Critical Security Challenges Facing IIoT
The Industrial Internet of Things (IIoT), also known as the Industrial Internet, is transforming the way innovative businesses collect and share data. IIoT combines machine-to-machine (M2M) communication, industrial big data analytics, human machine interface and data acquisition to drive smarter, faster business decisions and powerful outcomes for enterprises of any size.
From the looks of it, this digital transformation is here to stay. According a recent report by IDC, worldwide spending on IIoT is forecast to reach $1.29 trillion in 2020.
As the scope of connectivity between devices continues to expand in industries such as oil, gas, power generation and healthcare, so does the potential for cyber security events that can carry serious risks. In safety-critical environments, any system failure or unplanned downtime can result in a high-risk situation or life-threatening emergency.
While several measures are being taken to prevent security breaches at the device level and beyond, there is still work to be done to educate consumers and ensure the security of embedded devices. Here we outline the top security concerns organizations should consider when building out their IIoT infrastructure:
With a wider range of communication protocols, standards and device capabilities, IIoT network security is more challenging than traditional network security. To best protect assets and communication links, IT organizations should implement a flexible security framework that allows them to closely monitor network growth and quickly allocate security tools needed to ensure the proper functioning of their systems should they come under attack. No new devices should be allowed on the network until hardware, manufacturer details and platform security have been thoroughly assessed for compliance.

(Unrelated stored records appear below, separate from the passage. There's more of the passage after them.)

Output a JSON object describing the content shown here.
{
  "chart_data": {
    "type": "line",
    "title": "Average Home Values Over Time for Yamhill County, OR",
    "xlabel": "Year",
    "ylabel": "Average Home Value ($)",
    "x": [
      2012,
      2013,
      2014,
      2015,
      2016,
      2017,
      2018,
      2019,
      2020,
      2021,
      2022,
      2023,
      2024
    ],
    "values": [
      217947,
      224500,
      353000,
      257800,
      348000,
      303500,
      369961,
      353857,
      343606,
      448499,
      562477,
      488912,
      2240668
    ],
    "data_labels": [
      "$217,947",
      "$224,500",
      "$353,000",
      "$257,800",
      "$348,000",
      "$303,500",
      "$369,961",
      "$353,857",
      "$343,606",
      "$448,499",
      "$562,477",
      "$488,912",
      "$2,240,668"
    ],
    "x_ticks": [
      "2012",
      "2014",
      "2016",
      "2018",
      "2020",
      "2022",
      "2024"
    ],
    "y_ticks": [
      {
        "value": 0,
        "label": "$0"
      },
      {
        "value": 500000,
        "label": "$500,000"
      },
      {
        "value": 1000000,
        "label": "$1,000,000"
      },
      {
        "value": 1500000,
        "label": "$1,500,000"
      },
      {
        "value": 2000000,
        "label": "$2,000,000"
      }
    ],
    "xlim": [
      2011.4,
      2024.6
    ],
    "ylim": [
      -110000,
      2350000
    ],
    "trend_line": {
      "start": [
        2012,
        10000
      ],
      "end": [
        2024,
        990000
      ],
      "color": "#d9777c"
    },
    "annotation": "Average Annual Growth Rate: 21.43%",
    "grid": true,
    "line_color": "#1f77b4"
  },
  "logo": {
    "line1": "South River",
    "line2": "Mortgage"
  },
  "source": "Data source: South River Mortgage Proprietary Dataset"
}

Businesses cannot protect sensitive data that is being shared or transactions being conducted if they can’t be sure (or at least reasonably confident) of the IIoT entity they are communicating with. Therefore, offering every “thing” a unique identity should be the foundation of any security strategy. IIoT authentication requires a layered, standards-based security approach that constantly changes as new challenges arise. One security technology that meets those requirements is Public Key Infrastructure (PKI). PKI has been securing network connected devices by delivering trust and high assurance for decades already – making it ideal for managing IIoT device identities.
Outdated Device Software
Consumers are at risk anytime they are using software that has not been updated to fight off security attacks. Companies that are serious about the safety of their customers must ensure the devices they design have the IO and storage needed for firmware updates and commit to running all necessary updates throughout the device lifecycle.
A Deloitte survey found that over 90% of consumers accept legal terms and conditions without reading them. When thinking about IIoT security, it is important to remember that the first line of defense is your organization. To ensure the safety of your network, do not allow employees to experiment with random new devices within the network and thoroughly read through any agreement before receiving a device to understand how data will be shared and kept safe.
The sheer amount of data that IoT devices can generate is staggering. A Federal Trade Commission report entitled “Internet of Things: Privacy & Security in a Connected World” found that fewer than 10,000 households can generate 150 million discrete data points every day. Planet Technology estimates that 25 billion IoT devices will generate 1.6 billion terabytes of data by 2020.
With this onslaught of information comes a new and increasingly complex challenge to corporations to ensure data is securely collected and integrity is maintained as data moves from device sensors, over the company gateway, through servers/applications, into the data center and, eventually, into storage. Insecurity at any point in this process can lead to erroneous or altered streams that can compromise the validity of the data coming over the gateway.
When you are mapping out your IIoT strategy, it is important to think through the real aspects of what you are trying to accomplish and how you plan to use the data you are collecting. How will you ensure the accuracy of the data you are measuring? What steps will you take to maintain the security and integrity of data as it flows throughout your system? What data will you save and for how long?
A well thought out strategy will keep your handling and retention policies aligned to the new reality this type of data presents while keeping your customers information protected.
Any business that wants in on a bigger piece of IIoT real estate must understand the critical security risks and implications presented in this space and use that knowledge to adapt solutions to their specific needs.
Depending on the level of data security and compliance your organization requires, it may be appropriate to consider hiring a security consultant or cyber security expert to develop a comprehensive security strategy for your IIoT infrastructure.